In our frozen-food taste test, we compared five brands in six categories. We wanted to see how the full-fat brands (Marie Callender's, Banquet, Michelina's) compared to the brands claiming to be more healthy (Lean Cuisine, Smart Ones), and all of the products tested cost less than $2.50. In the fettuccine, Swedish meatball and macaroni and cheese categories, we weren't able to find all five brands, so we substituted Stouffer's, which is the parent company of Lean Cuisine.

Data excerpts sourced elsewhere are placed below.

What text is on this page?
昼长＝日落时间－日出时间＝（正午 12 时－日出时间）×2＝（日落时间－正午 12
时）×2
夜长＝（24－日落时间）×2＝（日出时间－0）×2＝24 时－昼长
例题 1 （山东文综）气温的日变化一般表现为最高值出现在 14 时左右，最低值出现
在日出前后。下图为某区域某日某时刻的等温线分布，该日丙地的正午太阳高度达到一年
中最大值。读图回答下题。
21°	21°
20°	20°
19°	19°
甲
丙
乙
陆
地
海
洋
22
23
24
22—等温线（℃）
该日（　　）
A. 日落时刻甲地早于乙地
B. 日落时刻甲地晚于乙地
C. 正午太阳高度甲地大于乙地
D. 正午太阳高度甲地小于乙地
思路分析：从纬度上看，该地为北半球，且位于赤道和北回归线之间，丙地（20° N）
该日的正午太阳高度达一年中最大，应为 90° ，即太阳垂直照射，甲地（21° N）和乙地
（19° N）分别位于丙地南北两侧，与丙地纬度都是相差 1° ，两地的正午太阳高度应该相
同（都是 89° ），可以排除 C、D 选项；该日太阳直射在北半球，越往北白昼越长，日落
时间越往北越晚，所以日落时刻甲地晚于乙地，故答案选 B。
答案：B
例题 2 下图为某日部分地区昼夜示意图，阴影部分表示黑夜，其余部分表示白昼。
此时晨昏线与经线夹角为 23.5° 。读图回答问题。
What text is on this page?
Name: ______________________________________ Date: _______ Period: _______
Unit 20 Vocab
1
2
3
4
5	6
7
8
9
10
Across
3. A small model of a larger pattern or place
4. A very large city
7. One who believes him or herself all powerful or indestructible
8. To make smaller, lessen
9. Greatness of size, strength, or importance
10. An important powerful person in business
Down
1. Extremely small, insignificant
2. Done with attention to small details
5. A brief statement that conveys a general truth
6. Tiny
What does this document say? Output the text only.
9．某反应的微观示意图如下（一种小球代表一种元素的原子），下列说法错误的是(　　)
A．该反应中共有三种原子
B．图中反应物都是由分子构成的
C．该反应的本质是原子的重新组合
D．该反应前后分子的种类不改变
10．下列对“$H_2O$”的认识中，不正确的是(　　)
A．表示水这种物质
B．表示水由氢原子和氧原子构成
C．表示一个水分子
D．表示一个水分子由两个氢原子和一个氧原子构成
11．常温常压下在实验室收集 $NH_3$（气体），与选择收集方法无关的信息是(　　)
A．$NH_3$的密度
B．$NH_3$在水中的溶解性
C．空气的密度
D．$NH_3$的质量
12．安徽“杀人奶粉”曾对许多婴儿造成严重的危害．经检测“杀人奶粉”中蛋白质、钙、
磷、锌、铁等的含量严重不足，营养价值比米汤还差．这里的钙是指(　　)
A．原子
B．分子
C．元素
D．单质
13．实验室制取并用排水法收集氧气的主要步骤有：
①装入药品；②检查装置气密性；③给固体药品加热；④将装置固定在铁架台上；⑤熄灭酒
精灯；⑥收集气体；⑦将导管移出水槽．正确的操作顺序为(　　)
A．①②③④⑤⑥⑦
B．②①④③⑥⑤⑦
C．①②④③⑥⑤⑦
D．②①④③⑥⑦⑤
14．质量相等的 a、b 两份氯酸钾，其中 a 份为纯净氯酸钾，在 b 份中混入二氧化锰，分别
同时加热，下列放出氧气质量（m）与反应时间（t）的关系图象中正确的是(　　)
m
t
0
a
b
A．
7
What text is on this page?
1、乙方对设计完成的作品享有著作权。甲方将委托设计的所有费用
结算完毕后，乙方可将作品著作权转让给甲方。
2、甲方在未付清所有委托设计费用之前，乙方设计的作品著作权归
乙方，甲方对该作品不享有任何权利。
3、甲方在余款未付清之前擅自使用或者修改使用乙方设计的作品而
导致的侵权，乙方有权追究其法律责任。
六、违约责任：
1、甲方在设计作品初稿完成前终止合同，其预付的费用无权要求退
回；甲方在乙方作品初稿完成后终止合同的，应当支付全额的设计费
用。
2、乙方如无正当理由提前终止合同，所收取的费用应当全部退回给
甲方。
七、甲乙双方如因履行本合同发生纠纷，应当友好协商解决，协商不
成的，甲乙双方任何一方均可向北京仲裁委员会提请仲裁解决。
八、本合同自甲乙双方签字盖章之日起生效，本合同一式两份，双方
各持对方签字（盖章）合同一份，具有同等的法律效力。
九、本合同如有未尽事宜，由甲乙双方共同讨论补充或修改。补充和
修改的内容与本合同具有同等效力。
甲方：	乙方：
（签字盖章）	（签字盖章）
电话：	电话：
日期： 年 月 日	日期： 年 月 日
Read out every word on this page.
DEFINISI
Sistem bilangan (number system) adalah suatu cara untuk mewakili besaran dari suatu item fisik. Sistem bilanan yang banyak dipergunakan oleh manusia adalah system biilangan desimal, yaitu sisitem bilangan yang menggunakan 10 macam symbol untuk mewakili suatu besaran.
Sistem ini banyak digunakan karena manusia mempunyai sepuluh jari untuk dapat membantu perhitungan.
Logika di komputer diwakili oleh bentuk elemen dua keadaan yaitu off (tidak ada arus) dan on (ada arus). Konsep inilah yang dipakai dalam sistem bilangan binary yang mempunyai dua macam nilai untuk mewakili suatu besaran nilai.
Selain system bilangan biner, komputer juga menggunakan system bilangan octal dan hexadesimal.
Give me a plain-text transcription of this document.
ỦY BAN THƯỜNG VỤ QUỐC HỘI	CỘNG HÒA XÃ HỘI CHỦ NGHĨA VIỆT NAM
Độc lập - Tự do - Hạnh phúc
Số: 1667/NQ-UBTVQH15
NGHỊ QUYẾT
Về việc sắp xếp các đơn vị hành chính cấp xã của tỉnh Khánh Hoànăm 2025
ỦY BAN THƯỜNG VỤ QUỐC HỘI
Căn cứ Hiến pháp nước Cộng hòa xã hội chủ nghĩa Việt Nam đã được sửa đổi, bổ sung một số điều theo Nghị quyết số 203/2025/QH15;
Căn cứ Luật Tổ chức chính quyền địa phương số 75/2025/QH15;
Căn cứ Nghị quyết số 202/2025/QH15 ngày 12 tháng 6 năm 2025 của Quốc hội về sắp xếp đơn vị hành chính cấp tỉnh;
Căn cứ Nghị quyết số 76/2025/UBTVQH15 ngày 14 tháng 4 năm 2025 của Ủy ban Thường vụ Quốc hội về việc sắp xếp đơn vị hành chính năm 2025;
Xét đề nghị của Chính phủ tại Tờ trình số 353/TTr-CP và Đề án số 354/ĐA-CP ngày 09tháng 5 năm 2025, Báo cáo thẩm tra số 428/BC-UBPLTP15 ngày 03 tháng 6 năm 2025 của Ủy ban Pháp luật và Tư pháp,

Healthy Choice, one of the most recognized frozen-food brands, didn't offer many of the dishes, so it was not included in the test.

Sweet-and-sour chicken

Marie Callender's and Lean Cuisine tied as the winner in this category, even though the testers found all the dishes to be overly sweet with so-so rice. The worst, according to restaurant critic Mike Sutter, Smart Ones: `This is the reason I didn't like Chinese food when I was a kid. All we ate was the canned or frozen stuff, and this is what it tasted like: artificial, gummy and unnatural.'

Fettuccine Alfredo

None of taste testers agreed on a favorite fettuccine. Reporter Claudia Grisales, who regularly eats frozen meals for lunch, said she liked the peppery kick of the Michelina's brand, which was a surprise because she says she hasn't liked any of that company's products before. With big pieces of chicken and a flavorful sauce, Marie Callender's was copy editor Lisa Ogle's favorite. Sutter liked the broccoli in the Smart Ones' fettuccine, and projects editor Brenda Bell said she enjoyed the nutmeg flavor in the Lean Cuisine sample.

Macaroni and cheese

This American staple divided the testers into two camps: those who preferred Smart Ones and those who like Michelina's. To their surprise, full-fat and full-sodium Stouffer's didn't earn any votes. Grisales, who wondered out loud if the Stouffer's sample was actually a melted yellow crayon instead of macaroni and cheese, said the Michelina's brand made her think she could be eating homemade, copy editor Lisa Ogle, also a frozen food aficionado, dismissed it with one word (`blah') and Sutter described it with lots of adjectives ending in `y': mushy, blotchy and yucky.

Salisbury steak

Smart Ones impressed the tasters with a side of asparagus, but Grisales was wowed by the steak. `This has it all. Great meat texture, tastes fresh and the sauce is tasty and plentiful. I even enjoyed the asparagus with sauce on it. Fancy!' she wrote. Banquet's steak had grill marks, but had the texture of a sponge, according to Sutter, and Ogle said it was more like a mystery meatloaf than steak. Grisales called Marie Callender's meat a `steak fake-out,' similar to a McRib sandwich at McDonald's.

Swedish meatballs

Banquet was the unanimous pick for the worst in this category. Gloppy sauce and mushy meatballs forced Bell to spit hers out, but she said the Stouffer's meatballs had the best texture and sauce. With a `big beef-gravy aroma' and `sweet, salty and meaty sauce,' Sutter was convinced that the Smart Ones Swedish meatballs was full of sodium and fat, when in fact, it was one of the healthier options with 5 grams of fat, 730 milligrams of sodium and 270 calories. Marie Callender's meatballs, on the other hand, were served with `noodles of great misfortune,' he wrote, despite being loaded with 540 calories, 28 grams of fat and 1,310 miligrams sodium.

Spaghetti in meat sauce

The panel agreed that the spaghetti was the most dreadful category across the board. `Italy called. They want you to stop calling this spaghetti,' Sutter wrote of Lean Cuisine's pasta. Michelina's won for the most bland spaghetti and Marie Callender's for the most sweet (`The sauce tastes metallic,' Bell noted.) Ogle thought the meatballs in the Banquet version were well-seasoned, but the sauce was just too runny.